This movie was so depressing I had to watch two episodes of Repair Shop followed by two episodes of Blown Away just to feel happy again. If you don't know, Repair Shop is where highly skilled artisans repair broken heirlooms in the English countryside and it is soothing as fuck. Blown Away is a competition between professional glassblowers and both shows are pure competency porn. They are fabulous.
Anyway, back to the depression. Alice (Julianne Moore) is a linguistics professor at Columbia University, highly regarded in her field with a loving, if detached, husband (Alec Baldwin), and three grown children. Just after her 50th birthday, she begins noticing memory lapses, some as simple as forgetting a word and others as concerning as not recognizing the jogging route she's been running for years.
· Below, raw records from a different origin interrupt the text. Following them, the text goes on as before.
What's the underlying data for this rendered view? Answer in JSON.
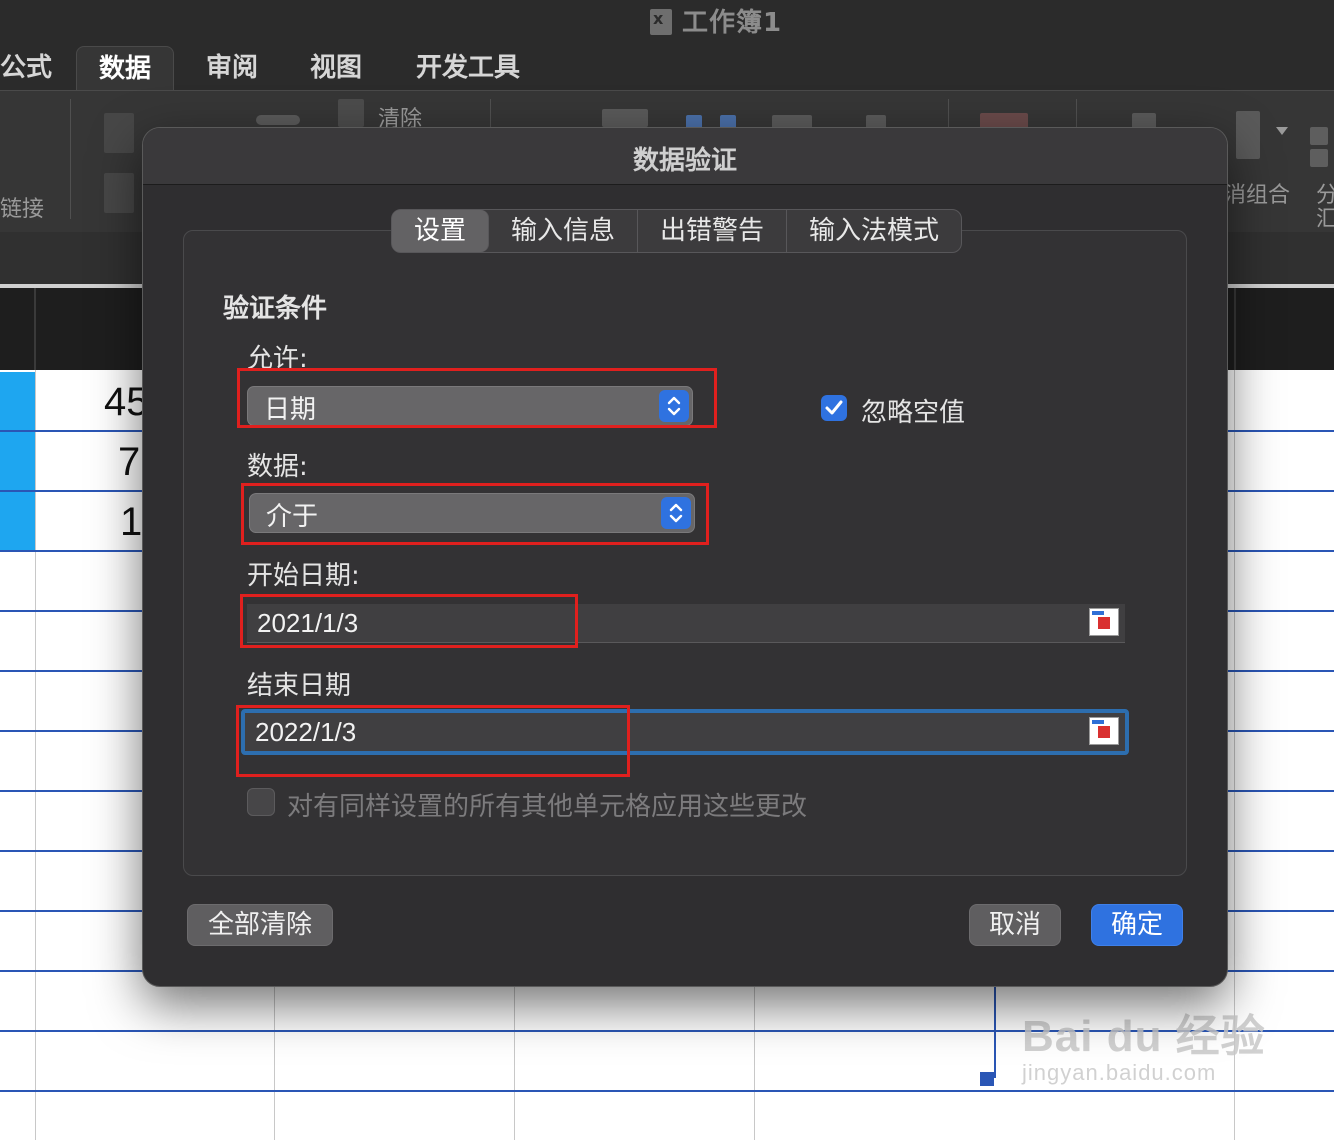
{
  "window": {
    "title": "工作簿1"
  },
  "ribbon_tabs": [
    {
      "label": "公式"
    },
    {
      "label": "数据",
      "active": true
    },
    {
      "label": "审阅"
    },
    {
      "label": "视图"
    },
    {
      "label": "开发工具"
    }
  ],
  "ribbon": {
    "clear_label": "清除",
    "links_label": "链接",
    "ungroup_label": "消组合",
    "subtotal_label_1": "分",
    "subtotal_label_2": "汇"
  },
  "sheet": {
    "visible_values": [
      "45",
      "7",
      "1"
    ],
    "selected_color": "#1ea6f0"
  },
  "dialog": {
    "title": "数据验证",
    "tabs": [
      {
        "label": "设置",
        "active": true
      },
      {
        "label": "输入信息"
      },
      {
        "label": "出错警告"
      },
      {
        "label": "输入法模式"
      }
    ],
    "section_title": "验证条件",
    "allow_label": "允许:",
    "allow_value": "日期",
    "ignore_blank_label": "忽略空值",
    "ignore_blank_checked": true,
    "data_label": "数据:",
    "data_value": "介于",
    "start_label": "开始日期:",
    "start_value": "2021/1/3",
    "end_label": "结束日期",
    "end_value": "2022/1/3",
    "apply_all_label": "对有同样设置的所有其他单元格应用这些更改",
    "apply_all_checked": false,
    "clear_all_button": "全部清除",
    "cancel_button": "取消",
    "ok_button": "确定"
  },
  "annotation_color": "#e0201e",
  "accent_color": "#2f72e0",
  "watermark": {
    "brand": "Bai du 经验",
    "url": "jingyan.baidu.com"
  }
}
Her neurologist (Stephen Kunken) confirms early-onset familial Alzheimer's disease, an extremely rare variant. Alice struggles to hold on to what makes her herself as the disease takes more and more of her memories.
Julianne Moore got heaps and heaps of praise for her portrayal here and this is definitely her show. She is in almost every scene of this movie and it looks to be a massive undertaking to embody the emotional work of that character for that long. The other two standouts are Kate Bosworth and Kristin Stewart as Alice's two daughters. Their parts are smaller but still full of resonance. Baldwin is mostly phoning it in but he's not really required to do much else.
This is also not a fun watch but nothing about Alzheimer's disease was ever going to be. It's currently streaming on Tubi if you want something to cry over and give you a reason to call your older relatives.